Erstes Schnüffeln im Pulverschnee, machtloses Versinken am „Pistenrand“

Die erste Sonntagsfreude bereitete uns der morgendliche Blick aus dem Fenster: Wetter besser als prognostiziert, leicht bewölkt mit deutlichem Blauschimmer.
Mit dem Piz Arpiglia galt es einen Nordhang gleich vor unserer Haustüre zu besteigen. Gut 1000 Höhenmeter erwarteten uns. Im ersten Teil folgten wir, ideal zum Einlaufen, einer sanft ansteigenden Waldstrasse. Nach einer ersten Pause strebten wir dann oberhalb der Waldgrenze über die steiler werdende Bergflanke, am Schluss mit Harsteisen bewehrt, dem Gipfel zu.

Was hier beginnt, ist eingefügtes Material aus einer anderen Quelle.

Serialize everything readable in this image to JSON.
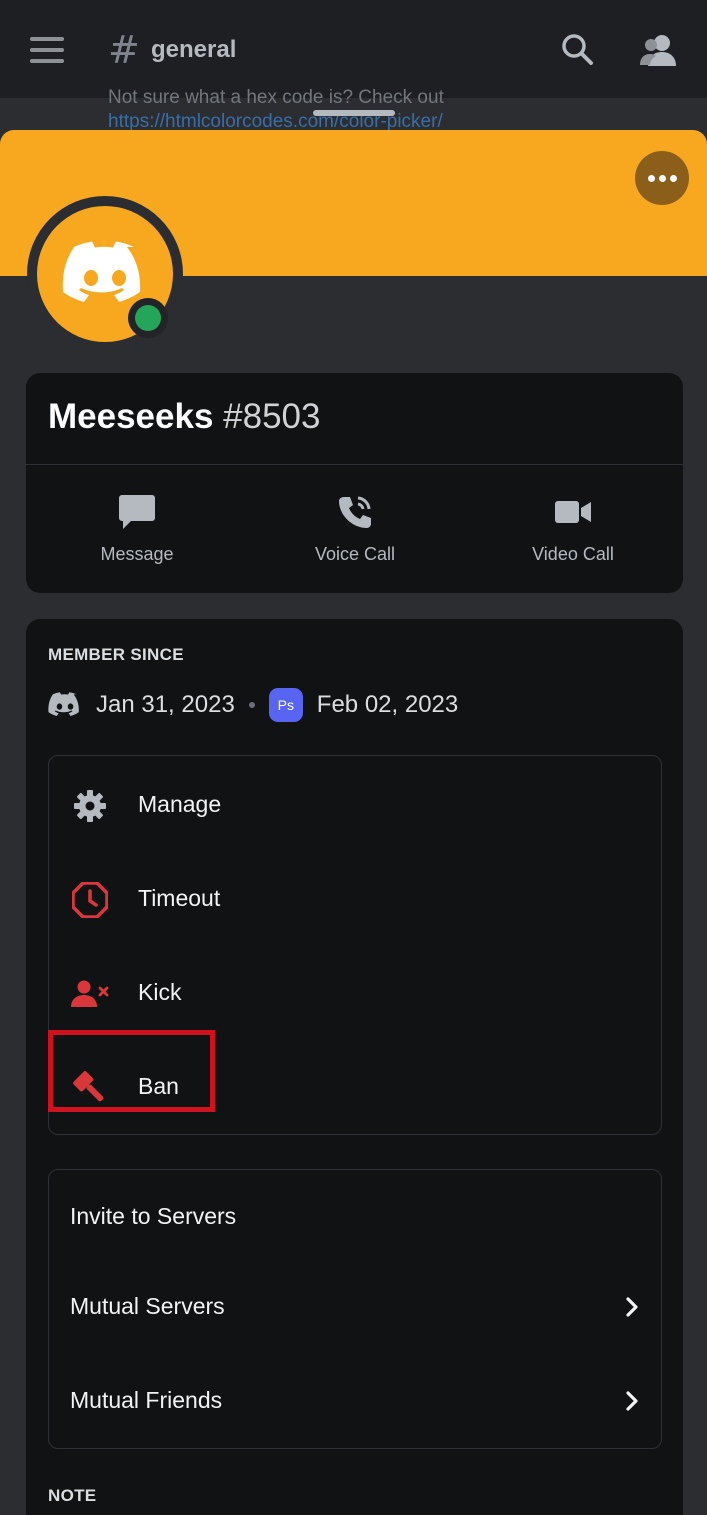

Die Abfahrt forderte uns: Im oberen Teil fand man doch noch jungfräuliche Pulverschneestellen, musste aber diese Ausschweifung hin und wieder mit einem Kratzer im Belag bezahlen. Weiter unten folgte man besser der „Piste“, weil am Rand wohl Pulverschnee lockte, dieser aber nicht auf einer tragfähigen Schicht lag und man so oft absackte und ein Steckenbleiben nur mit extremster Rücklage vermieden werden konnte. Der strahlende Sonnenschein und die gute Stimmung in unserer Gruppe liessen unsere Gesichter aber trotzdem strahlen und alle kamen heil und zufrieden auf dem Talboden unten an.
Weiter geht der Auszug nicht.